839.106-70 Information security and privacy contract clauses.
(a) Contracting officers shall insert the clause at 852.239-70, Security Requirements for Information Technology Resources, and the clause at 852.239-71, Information System Security Plan and Accreditation, in all solicitations, contracts, and orders exceeding the micro-purchase threshold that include information technology services.
(b) Contracting officers shall insert the clause at 852.239-72, Information System Design and Development, in solicitations, contracts, orders, and agreements where services to perform information system design and development are required.
(c) Contracting officers shall insert the clause at 852.239-73, Information System Hosting, Operation, Maintenance or Use, in solicitations, contracts, orders, and agreements where services to perform information system hosting, operation, maintenance, or use are required.
(d) Contracting officers shall insert the clause at 852.239-74, Security Controls Compliance Testing, in solicitations, contracts, orders, and agreements, when the clause at 852.239-72 or 852.239-73 is inserted.
Subpart 839.2 - Information and Communication Technology
839.201 Scope of subpart.
This subpart applies to the acquisition of Information and Communication Technology (ICT) supplies and services. It concerns the access to and use of information and data by both Federal employees with disabilities and members of the public with disabilities in accordance with FAR 39.201. This subpart implements VA policy on section 508 of the Rehabilitation Act of 1973 (29 U.S.C. 794d) and 36 CFR parts 1193 and 1194 as it applies to contracts and acquisitions when developing, procuring, maintaining, or using ICT.
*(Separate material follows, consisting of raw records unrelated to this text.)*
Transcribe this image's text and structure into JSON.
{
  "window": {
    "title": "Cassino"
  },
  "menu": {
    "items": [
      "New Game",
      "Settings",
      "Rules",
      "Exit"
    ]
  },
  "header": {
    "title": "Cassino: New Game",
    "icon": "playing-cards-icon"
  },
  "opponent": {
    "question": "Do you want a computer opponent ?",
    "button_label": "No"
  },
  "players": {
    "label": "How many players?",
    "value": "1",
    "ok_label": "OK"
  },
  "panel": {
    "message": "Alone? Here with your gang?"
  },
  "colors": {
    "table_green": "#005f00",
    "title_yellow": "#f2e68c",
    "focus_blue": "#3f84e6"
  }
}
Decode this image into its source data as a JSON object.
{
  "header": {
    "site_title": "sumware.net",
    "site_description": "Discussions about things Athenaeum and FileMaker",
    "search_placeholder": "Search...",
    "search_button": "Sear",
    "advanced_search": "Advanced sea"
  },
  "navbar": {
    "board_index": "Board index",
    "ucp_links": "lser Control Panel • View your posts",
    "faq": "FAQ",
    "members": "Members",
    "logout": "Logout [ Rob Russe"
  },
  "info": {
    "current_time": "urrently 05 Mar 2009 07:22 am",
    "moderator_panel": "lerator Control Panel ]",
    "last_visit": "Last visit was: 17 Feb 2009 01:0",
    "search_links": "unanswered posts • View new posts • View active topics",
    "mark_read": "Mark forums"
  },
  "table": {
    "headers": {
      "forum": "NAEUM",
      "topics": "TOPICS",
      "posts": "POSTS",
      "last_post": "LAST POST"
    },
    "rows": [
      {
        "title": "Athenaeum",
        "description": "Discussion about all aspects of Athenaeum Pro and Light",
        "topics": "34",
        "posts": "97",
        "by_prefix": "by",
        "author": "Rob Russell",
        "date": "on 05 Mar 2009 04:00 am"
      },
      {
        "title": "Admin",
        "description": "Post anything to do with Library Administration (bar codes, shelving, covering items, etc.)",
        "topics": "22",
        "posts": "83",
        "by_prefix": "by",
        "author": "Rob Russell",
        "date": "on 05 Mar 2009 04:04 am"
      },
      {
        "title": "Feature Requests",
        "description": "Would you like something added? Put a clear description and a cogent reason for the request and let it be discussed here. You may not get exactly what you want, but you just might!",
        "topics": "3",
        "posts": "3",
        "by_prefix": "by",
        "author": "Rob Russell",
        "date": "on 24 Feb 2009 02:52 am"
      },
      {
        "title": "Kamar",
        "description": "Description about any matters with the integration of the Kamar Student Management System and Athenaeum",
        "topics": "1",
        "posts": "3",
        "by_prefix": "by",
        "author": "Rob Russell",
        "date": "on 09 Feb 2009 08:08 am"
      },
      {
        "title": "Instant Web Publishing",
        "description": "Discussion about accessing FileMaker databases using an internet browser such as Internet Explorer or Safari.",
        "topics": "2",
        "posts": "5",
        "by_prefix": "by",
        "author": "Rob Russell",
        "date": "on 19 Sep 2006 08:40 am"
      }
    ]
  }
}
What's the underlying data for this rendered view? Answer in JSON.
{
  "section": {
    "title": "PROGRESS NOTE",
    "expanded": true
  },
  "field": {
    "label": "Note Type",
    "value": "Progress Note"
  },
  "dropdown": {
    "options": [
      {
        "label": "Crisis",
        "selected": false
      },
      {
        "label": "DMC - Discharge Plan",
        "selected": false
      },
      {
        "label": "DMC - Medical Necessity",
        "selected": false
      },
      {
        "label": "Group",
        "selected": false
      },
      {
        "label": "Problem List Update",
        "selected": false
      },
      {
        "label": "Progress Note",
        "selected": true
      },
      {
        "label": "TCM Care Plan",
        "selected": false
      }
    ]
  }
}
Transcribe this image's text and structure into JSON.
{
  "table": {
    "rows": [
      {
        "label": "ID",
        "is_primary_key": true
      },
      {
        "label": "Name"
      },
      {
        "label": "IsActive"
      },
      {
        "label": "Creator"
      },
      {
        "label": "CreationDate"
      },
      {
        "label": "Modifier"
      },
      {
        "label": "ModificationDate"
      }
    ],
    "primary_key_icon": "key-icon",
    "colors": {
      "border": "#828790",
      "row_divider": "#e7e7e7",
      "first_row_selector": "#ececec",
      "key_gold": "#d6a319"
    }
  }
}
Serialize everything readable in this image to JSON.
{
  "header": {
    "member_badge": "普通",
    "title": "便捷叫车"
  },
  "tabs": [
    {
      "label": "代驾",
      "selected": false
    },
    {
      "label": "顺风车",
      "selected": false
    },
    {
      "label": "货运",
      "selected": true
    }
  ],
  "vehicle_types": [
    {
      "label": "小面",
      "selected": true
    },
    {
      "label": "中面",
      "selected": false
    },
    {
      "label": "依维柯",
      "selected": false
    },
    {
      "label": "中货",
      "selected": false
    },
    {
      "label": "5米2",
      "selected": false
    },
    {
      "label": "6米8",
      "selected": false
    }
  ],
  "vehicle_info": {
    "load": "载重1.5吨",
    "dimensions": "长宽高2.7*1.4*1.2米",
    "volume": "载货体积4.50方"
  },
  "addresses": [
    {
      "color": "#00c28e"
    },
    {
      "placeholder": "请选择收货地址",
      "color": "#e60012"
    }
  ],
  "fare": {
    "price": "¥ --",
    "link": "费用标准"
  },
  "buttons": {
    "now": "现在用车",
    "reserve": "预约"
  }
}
(a) General. Solicitations for information technology (IT) (i.e., ICT) or IT-related supplies and services shall require the contractor to submit a VA Section 508 Checklist (see https://www.section508.va.gov/).
839.203-70 Information and communication technology accessibility standards - contract clause and provision.
(a) The contracting officer shall insert the provision at 852.239-75, Information and Communication Technology Accessibility Notice, in all solicitations.
(b) The contracting officer shall insert the clause at 852.239-76, Information and Communication Technology Accessibility, in all contracts and orders.